Williams expressed optimism that the board would approve plans for the project to move forward.
“I’m very excited about being able to make a difference in a community that has been neglected for many, many years,” she said. “I’m looking forward to more economic opportunity; not only for those that are living at the site, but for that entire community.
“When you look at the rest of the city, you see development everywhere but the south side.”
Area residents have been engaged in the planning process since the Housing Authority hired Columbia Residential to undertake planning of the project.

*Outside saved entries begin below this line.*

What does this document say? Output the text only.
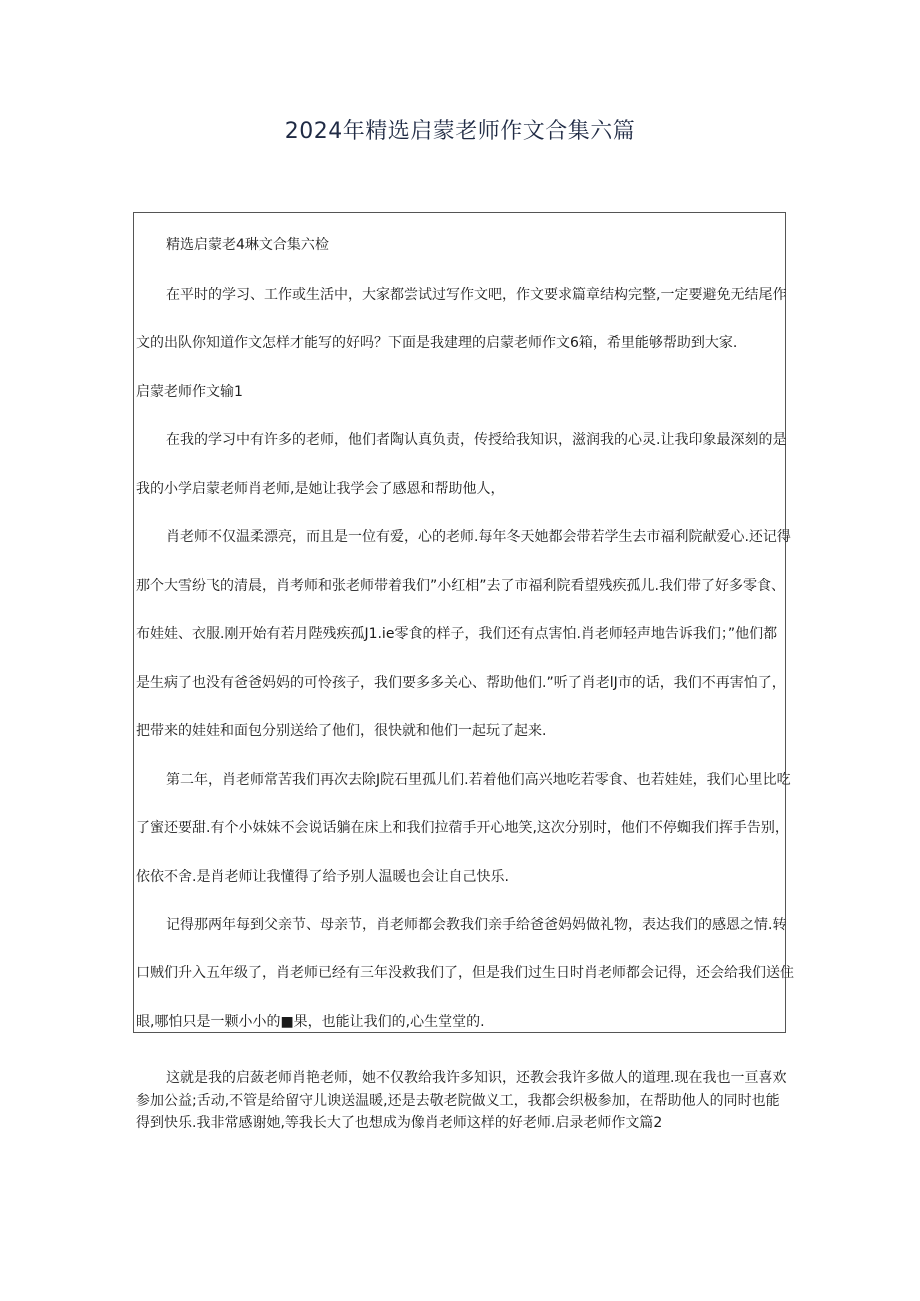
2024年精选启蒙老师作文合集六篇
精选启蒙老4琳文合集六检
在平时的学习、工作或生活中，大家都尝试过写作文吧，作文要求篇章结构完整,一定要避免无结尾作
文的出队你知道作文怎样才能写的好吗？下面是我建理的启蒙老师作文6箱，希里能够帮助到大家.
启蒙老师作文输1
在我的学习中有许多的老师，他们者陶认真负责，传授给我知识，滋润我的心灵.让我印象最深刻的是
我的小学启蒙老师肖老师,是她让我学会了感恩和帮助他人，
肖老师不仅温柔漂亮，而且是一位有爱，心的老师.每年冬天她都会带若学生去市福利院献爱心.还记得
那个大雪纷飞的清晨，肖考师和张老师带着我们”小红相”去了市福利院看望残疾孤儿.我们带了好多零食、
布娃娃、衣服.刚开始有若月陛残疾孤J1.ie零食的样子，我们还有点害怕.肖老师轻声地告诉我们；”他们都
是生病了也没有爸爸妈妈的可怜孩子，我们要多多关心、帮助他们.”听了肖老lJ市的话，我们不再害怕了，
把带来的娃娃和面包分别送给了他们，很快就和他们一起玩了起来.
第二年，肖老师常苦我们再次去除J院石里孤儿们.若着他们高兴地吃若零食、也若娃娃，我们心里比吃
了蜜还要甜.有个小妹妹不会说话躺在床上和我们拉蓿手开心地笑,这次分别时，他们不停蜘我们挥手告别，
依依不舍.是肖老师让我懂得了给予别人温暖也会让自己快乐.
记得那两年每到父亲节、母亲节，肖老师都会教我们亲手给爸爸妈妈做礼物，表达我们的感恩之情.转
口贼们升入五年级了，肖老师已经有三年没救我们了，但是我们过生日时肖老师都会记得，还会给我们送住
眼,哪怕只是一颗小小的■果，也能让我们的,心生堂堂的.
这就是我的启蔹老师肖艳老师，她不仅教给我许多知识，还教会我许多做人的道理.现在我也一亘喜欢参加公益;舌动,不管是给留守儿谀送温暖,还是去敬老院做义工，我都会织极参加，在帮助他人的同时也能得到快乐.我非常感谢她,等我长大了也想成为像肖老师这样的好老师.启录老师作文篇2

During the last six months, the company’s chief development officer Ray Kuniansky, and designer Brian Keith of JHP Architectural/Urban Design have held meetings with Orange Avenue Apartments’ tenants and residents from surrounding areas.
Government and non-profit organizations also participated in the meetings, Kuniansky said.
“That’s who sat down around the table with us, with a map of the area and said, ‘hey, we think the grocery store should be here, the school should be here and the pharmacy should be there.’ ”
Christic Henry, a Southside advocate who also represents Capital Area Neighborhood Network, applauded the involvement of residents. Residents should continue to be included as the redevelopment progresses, she said.
“When I say that, in mean economic involvement, opportunity involvement where contractors from the community are engaged to do work,” she said. “Another part of that will be mitigation of a lot of the concerns that residents have in terms of crime deterrent.”
The project, which is a part of a HUD directive for 250,000 low-income unites to be built in the state, got off the ground in earnest two years ago when Williams reached out to the Tampa Housing Authority. That agency, which is known for its redevelopment projects, assisted with proposals for the Orange Avenue redevelopment, Williams said.
City Commissioner Curtis Richardson, who has long been advocating for redevelopment on the Southside, said the project will breathe new life into the community.
“It will be transformational for the south side of Tallahassee,” he said. “This is the largest mixed use housing in the history of the city. It is going to bring businesses to the area. I’m just excited about it.”